Preparazione: setacciate la farina, insieme al lievito, e mescolate per bene (meglio ancora se avete a disposizione una planetaria). Aggiungete uova (già sbattute), sale, zucchero e grappa (facoltativa) e amalgamate il tutto fino a ottenere un impasto omogeneo. Unite il burro e continuate a impastare, poi posizionate il tutto su un piano di lavoro e continuate a maneggiarlo fino a ottenere un panetto. Avvolgetelo con una pellicola trasparente e lasciatelo a temperatura ambiente per circa 30 minuti. Passato questo tempo, appiattite l’impasto e stendetelo con l’aiuto di un po’ di farina.

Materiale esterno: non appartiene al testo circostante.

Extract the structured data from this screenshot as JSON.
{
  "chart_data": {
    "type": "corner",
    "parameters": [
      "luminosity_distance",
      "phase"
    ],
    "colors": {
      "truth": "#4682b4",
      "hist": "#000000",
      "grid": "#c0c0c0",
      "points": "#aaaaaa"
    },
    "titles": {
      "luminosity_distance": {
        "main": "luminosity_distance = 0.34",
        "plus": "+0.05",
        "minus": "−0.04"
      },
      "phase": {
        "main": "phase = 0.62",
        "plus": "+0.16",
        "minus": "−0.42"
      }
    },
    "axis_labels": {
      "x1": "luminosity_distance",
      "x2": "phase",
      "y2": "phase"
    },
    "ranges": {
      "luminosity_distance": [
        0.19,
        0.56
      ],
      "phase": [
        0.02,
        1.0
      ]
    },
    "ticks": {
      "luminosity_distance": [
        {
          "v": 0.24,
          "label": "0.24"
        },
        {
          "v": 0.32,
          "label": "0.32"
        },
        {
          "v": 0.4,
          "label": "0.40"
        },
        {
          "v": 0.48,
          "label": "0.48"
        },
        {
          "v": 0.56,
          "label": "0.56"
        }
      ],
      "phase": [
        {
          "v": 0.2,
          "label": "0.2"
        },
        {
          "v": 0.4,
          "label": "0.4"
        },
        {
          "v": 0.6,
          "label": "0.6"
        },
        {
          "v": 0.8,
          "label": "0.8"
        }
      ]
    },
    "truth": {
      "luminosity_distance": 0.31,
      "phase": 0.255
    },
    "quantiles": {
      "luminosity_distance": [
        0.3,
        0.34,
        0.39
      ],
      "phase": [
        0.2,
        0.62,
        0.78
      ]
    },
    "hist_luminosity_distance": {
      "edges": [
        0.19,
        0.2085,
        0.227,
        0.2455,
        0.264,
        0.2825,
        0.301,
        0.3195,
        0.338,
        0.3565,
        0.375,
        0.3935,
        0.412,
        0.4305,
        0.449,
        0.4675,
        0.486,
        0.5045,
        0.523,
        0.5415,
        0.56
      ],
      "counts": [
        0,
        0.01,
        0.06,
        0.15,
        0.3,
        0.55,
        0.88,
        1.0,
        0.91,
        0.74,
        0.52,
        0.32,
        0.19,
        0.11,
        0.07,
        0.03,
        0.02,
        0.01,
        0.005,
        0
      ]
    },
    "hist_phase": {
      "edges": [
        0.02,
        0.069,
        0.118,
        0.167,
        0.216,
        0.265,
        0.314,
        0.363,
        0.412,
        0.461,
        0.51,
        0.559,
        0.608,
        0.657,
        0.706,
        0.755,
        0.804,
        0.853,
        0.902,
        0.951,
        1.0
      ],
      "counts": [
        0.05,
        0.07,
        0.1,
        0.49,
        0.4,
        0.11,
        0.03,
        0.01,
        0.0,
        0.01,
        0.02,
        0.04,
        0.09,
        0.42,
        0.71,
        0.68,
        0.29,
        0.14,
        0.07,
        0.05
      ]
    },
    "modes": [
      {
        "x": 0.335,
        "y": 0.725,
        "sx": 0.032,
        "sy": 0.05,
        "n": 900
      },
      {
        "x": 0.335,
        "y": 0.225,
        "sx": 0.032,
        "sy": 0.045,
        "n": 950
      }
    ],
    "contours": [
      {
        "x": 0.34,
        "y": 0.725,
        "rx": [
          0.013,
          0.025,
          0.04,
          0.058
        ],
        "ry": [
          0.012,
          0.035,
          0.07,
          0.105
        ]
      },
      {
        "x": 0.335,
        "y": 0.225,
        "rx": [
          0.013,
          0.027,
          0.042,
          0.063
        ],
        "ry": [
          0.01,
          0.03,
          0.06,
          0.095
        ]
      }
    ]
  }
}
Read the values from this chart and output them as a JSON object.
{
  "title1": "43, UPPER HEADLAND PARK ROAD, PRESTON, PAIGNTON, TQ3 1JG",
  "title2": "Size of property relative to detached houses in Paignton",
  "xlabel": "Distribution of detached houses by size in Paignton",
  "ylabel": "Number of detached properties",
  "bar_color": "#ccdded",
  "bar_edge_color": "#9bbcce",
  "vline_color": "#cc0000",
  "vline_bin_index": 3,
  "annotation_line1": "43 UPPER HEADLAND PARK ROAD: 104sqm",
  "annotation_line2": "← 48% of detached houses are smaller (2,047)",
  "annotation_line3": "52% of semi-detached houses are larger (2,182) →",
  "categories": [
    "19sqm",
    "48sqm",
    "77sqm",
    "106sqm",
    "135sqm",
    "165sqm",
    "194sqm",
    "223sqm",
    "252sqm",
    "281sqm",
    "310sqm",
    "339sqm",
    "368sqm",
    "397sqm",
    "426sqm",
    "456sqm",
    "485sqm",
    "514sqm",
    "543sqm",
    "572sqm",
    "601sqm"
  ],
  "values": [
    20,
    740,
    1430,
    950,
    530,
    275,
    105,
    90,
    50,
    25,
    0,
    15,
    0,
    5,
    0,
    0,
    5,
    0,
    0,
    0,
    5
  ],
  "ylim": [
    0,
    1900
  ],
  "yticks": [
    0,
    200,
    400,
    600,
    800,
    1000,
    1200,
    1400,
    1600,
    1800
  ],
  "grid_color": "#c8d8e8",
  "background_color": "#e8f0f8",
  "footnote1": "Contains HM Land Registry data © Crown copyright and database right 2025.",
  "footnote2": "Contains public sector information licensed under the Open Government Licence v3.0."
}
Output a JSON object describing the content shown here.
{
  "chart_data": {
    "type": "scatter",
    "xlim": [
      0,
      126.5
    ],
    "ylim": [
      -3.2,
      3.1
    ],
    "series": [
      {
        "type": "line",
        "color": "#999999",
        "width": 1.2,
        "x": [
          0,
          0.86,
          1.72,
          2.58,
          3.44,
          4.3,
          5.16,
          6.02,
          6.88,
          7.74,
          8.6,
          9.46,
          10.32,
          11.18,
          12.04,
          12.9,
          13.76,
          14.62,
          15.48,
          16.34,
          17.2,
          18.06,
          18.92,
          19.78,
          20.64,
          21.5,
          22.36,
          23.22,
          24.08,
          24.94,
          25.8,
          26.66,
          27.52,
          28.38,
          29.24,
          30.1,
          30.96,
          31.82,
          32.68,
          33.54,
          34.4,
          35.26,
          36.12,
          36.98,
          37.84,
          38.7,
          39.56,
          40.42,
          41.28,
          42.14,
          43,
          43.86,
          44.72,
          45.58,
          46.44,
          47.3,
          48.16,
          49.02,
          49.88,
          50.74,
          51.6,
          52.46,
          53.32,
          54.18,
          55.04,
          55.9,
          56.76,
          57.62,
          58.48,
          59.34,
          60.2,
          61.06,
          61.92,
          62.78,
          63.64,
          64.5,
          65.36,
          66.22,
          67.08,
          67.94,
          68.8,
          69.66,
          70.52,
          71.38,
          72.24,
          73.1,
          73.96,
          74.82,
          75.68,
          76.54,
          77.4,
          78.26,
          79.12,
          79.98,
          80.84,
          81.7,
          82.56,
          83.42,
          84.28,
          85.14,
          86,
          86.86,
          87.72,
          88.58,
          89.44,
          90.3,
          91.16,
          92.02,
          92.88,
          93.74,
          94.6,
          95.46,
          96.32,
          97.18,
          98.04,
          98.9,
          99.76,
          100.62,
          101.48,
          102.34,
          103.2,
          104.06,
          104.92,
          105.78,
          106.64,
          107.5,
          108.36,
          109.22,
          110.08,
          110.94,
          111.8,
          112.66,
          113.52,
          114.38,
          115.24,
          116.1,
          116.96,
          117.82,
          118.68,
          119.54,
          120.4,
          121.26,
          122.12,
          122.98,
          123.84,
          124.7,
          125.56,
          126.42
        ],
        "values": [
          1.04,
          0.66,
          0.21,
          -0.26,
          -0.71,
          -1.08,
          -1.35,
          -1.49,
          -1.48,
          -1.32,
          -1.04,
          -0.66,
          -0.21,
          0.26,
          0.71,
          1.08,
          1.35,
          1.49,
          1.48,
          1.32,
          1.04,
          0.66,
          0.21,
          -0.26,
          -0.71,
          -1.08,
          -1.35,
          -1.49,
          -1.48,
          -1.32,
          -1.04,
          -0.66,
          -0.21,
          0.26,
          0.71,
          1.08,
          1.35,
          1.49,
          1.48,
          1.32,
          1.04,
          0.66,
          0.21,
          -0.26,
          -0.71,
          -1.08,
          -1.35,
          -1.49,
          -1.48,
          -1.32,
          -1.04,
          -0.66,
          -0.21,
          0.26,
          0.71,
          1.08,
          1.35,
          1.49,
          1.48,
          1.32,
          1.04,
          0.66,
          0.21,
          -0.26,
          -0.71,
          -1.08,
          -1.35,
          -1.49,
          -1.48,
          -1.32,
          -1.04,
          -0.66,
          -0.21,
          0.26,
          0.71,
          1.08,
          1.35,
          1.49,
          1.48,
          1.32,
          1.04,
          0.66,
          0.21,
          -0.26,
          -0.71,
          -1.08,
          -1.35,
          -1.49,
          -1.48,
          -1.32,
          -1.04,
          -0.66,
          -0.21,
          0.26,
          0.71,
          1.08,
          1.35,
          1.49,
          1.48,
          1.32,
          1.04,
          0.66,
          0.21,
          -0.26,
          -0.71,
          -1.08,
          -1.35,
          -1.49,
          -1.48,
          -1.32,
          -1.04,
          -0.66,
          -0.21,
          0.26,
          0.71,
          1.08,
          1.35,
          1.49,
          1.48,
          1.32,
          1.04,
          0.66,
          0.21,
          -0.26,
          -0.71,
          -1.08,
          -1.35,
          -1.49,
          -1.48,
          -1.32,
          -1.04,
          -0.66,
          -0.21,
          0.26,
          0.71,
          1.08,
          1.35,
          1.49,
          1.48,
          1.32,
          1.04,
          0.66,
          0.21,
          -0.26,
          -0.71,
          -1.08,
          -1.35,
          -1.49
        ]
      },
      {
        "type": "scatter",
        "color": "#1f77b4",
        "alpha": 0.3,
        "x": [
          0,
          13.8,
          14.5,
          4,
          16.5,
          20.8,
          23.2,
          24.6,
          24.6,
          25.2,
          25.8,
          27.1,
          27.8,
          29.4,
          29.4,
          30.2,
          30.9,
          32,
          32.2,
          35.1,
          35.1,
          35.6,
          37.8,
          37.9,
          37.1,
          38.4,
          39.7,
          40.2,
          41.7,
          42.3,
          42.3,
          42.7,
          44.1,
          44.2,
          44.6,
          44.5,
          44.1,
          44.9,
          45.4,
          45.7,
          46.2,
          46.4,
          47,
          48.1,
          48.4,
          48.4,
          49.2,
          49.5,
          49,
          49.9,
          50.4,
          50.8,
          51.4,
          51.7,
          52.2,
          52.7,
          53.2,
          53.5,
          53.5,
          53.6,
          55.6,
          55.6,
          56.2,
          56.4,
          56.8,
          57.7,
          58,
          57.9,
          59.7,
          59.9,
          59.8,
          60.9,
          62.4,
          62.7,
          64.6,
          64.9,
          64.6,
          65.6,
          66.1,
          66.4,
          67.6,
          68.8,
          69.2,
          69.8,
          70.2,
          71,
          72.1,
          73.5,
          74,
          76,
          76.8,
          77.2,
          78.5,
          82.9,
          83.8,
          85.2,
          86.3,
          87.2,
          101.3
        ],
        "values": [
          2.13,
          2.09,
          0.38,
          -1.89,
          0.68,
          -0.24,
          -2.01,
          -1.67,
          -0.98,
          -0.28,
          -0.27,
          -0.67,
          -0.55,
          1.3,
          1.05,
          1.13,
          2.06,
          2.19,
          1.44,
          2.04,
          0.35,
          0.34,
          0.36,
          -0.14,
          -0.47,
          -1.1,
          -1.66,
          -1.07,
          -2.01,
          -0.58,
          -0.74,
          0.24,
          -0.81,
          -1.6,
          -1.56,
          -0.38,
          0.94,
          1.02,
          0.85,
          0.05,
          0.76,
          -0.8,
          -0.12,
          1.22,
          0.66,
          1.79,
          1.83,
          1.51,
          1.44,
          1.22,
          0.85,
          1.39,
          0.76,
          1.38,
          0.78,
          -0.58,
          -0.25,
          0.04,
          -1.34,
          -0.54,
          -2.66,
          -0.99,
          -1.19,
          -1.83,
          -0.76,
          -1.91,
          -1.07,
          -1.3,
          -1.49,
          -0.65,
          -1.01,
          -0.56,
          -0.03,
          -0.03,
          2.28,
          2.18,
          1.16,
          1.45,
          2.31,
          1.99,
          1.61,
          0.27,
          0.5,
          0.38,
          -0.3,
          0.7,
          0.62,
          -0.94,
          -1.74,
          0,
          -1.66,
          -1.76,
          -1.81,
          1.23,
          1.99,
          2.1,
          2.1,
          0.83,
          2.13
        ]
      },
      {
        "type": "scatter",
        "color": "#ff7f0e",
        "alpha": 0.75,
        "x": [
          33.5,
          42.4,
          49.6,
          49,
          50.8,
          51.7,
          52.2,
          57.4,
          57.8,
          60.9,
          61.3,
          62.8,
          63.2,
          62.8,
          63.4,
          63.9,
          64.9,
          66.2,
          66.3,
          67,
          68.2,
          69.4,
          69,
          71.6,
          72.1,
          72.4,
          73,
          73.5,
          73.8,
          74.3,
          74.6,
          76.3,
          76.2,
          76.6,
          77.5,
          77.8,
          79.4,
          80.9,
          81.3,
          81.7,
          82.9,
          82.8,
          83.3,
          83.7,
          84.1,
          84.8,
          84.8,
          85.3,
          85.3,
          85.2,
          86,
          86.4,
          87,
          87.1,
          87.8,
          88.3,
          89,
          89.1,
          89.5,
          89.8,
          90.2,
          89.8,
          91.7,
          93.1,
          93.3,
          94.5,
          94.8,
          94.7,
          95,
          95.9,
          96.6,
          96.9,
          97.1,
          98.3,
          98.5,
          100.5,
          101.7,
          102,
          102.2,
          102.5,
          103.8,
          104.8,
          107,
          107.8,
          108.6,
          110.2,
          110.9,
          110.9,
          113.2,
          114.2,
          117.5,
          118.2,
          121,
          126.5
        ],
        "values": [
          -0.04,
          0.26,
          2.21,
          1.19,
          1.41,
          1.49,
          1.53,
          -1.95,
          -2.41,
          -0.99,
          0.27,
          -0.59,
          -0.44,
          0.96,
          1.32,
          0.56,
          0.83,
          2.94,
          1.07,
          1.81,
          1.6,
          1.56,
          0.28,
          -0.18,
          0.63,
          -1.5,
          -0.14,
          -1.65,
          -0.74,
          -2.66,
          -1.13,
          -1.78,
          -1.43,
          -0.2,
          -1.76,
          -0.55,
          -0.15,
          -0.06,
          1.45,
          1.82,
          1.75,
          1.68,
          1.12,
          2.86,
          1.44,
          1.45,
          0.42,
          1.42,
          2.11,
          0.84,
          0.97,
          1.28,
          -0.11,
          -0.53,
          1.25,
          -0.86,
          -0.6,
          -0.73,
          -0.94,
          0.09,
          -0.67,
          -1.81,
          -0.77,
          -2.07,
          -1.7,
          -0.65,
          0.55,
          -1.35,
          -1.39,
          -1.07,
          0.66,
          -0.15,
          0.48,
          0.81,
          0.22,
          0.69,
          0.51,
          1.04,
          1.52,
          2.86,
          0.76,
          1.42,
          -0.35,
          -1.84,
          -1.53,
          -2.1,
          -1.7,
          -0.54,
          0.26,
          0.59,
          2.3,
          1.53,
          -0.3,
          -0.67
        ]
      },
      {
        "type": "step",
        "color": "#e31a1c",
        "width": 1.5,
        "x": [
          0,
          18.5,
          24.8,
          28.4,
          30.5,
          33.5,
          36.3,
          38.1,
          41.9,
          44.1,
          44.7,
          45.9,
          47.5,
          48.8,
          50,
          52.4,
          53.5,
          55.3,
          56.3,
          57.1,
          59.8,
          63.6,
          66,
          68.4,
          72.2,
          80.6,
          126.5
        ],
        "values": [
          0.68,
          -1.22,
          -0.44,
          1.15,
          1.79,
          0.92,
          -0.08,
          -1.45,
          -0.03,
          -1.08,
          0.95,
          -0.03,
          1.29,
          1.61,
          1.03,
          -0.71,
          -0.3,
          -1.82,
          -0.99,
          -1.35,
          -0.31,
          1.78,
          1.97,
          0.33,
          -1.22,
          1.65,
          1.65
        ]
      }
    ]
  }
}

Dividetelo in parti uguali e iniziate a lavorare su ogni pezzo singolarmente. Nel frattempo che aspettate che l’olio versato in una padelle raggiunga la temperatura di 150-160°, con una rotella a taglio smerlato procedete sagomando dei rettangoli di circa 5×10 cm e praticando su ognuno due tagli centrali, paralleli al lato lungo, così da ottenere le decorazioni sulla parte superiore. Immergete 2-3 rettangoli alla volta nell’olio caldo e girateli fino al raggiungimento della giusta doratura. Una volta pronti scolate le sfoglie su della carta assorbente e spolverate con zucchero a velo (attendete però prima che si raffreddino).

Le castagnole

castagnole di carnevale
Le castagnole, tipiche del Carnevale

Possono considerarsi come il dolce di Carnevale per eccellenza. Piccole sfere, dall’interno soffice e profumato, sono di facile realizzazione. Sono una preparazione tradizionale della Romagna, ma si sono adattate anche alle altre regioni.

Ingredienti:

  • 40 g di burro
  • 200 g di farina 00
  • 2 uova
  • 50 g di zucchero
  • 1/2 scorza di limone
  • 1 cucchiaio di liquore all’anice
  • 1 pizzico di sale
  • 1 baccello di vaniglia
  • 8 g di lievito in polvere per dolci
  • zucchero
  • olio di semi di arachidi

Preparazione: Prendete i semi del baccello di vaniglia e uniteli allo zucchero, al burro, al limone e al liquore di anice. Mescolate per bene il tutto e aggiungete un uovo e un terzo della farina. Continuate a mescolare e aggiungete il secondo uovo e il lievito per dolci. Dopo aver aggiunto un altro terzo di farina, trasferite l’impasto su un piano di lavoro dove metterete la farina restante e iniziate ad amalgamare il tutto. Impastate la massa fino ad ottenere una pasta liscia, morbida e non più appiccicosa. Prelevate una parte dell’impasto e lavoratelo velocemente con le mani fino a ottenere un cilindro del diametro di circa un paio di centimetri. Con un coltello tagliate ciascun cilindro di pasta a tocchetti di piccole dimensioni, poi con ciascuno di essi formate delle piccole sfere. Sistematele un po’ alla volta su un tagliere (o piano di lavoro) leggermente infarinato. Prendete una casseruola dai bordi alti e iniziate a friggere le castagnole. Rigiratele più volte fino a quando saranno gonfie e dorate. Scolatele a mano mano e fate asciugare su carta assorbente da cucina. Spolverate con zucchero a velo e gustatele.